As for the John Lewis Act, “In our house, voting rights and labor rights are one,” Shuler said at a D.C. rally the weekend before. Right-wingers “are taking voting rights away and corporations are trying to take away voting rights at the workplace.
“This is not coincidental.”
Reconciliation’s House passage presumably means the PRO Act, which would negate those corporate moves—against both voters and workers—can’t be filibustered. That won’t prevent the GOP from trying, and it won’t prevent the corporate class from mounting an expensive campaign of lies against it.
Rep.
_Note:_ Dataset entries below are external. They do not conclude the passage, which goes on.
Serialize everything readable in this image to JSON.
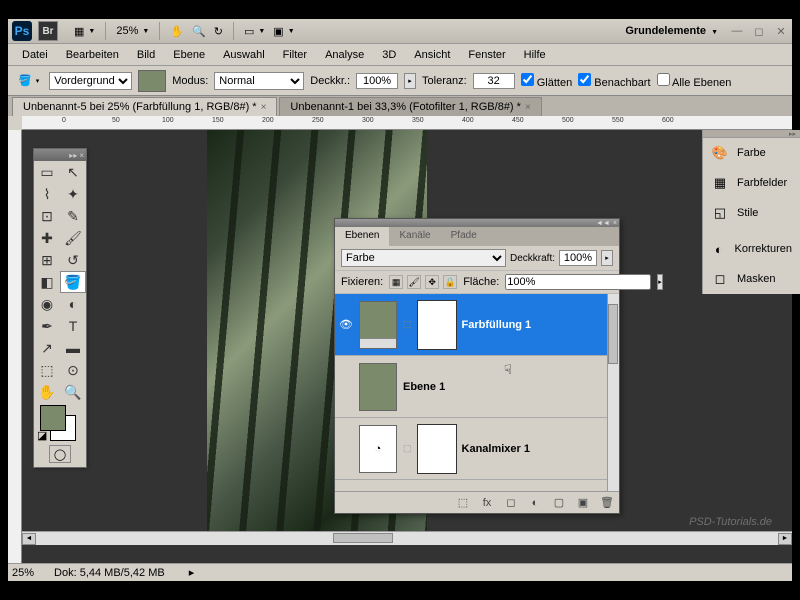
{
  "titlebar": {
    "zoom_dropdown": "25%",
    "workspace": "Grundelemente"
  },
  "menu": {
    "file": "Datei",
    "edit": "Bearbeiten",
    "image": "Bild",
    "layer": "Ebene",
    "select": "Auswahl",
    "filter": "Filter",
    "analysis": "Analyse",
    "view_3d": "3D",
    "view": "Ansicht",
    "window": "Fenster",
    "help": "Hilfe"
  },
  "optbar": {
    "fill_select": "Vordergrund",
    "mode_label": "Modus:",
    "mode_value": "Normal",
    "opacity_label": "Deckkr.:",
    "opacity_value": "100%",
    "tolerance_label": "Toleranz:",
    "tolerance_value": "32",
    "antialias": "Glätten",
    "contiguous": "Benachbart",
    "all_layers": "Alle Ebenen"
  },
  "tabs": {
    "tab1": "Unbenannt-5 bei 25% (Farbfüllung 1, RGB/8#) *",
    "tab2": "Unbenannt-1 bei 33,3% (Fotofilter 1, RGB/8#) *"
  },
  "layers_panel": {
    "tab_layers": "Ebenen",
    "tab_channels": "Kanäle",
    "tab_paths": "Pfade",
    "blend_mode": "Farbe",
    "opacity_label": "Deckkraft:",
    "opacity_value": "100%",
    "lock_label": "Fixieren:",
    "fill_label": "Fläche:",
    "fill_value": "100%",
    "layer1": "Farbfüllung 1",
    "layer2": "Ebene 1",
    "layer3": "Kanalmixer 1"
  },
  "right_panel": {
    "color": "Farbe",
    "swatches": "Farbfelder",
    "styles": "Stile",
    "adjustments": "Korrekturen",
    "masks": "Masken"
  },
  "statusbar": {
    "zoom": "25%",
    "doc": "Dok: 5,44 MB/5,42 MB"
  },
  "watermark": "PSD-Tutorials.de"
}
Virginia Foxx, R-N.C., the top Republican on the Education and Labor Committee—who once told local media unions shouldn’t legally exist—called the reconciliation bill “a socialist wish list.” That was one of the GOP’s milder comments during the debate.
House Speaker Nancy Pelosi, D-Calif., who put together the strategy that overcomes disputes within her own party over reconciliation, passionately defended its work in a floor speech during hours of debate. “We have a president with a big bold vision for our country (and) an unprecedented opportunity to keep our promises for the people,” Pelosi declared.
“We promised for the people we would lower health care costs by lowering the cost of prescription drugs. We would increase paychecks by building the infrastructure of America, and we would have cleaner government by passing legislation for the vote. This does all three of those things and much more.”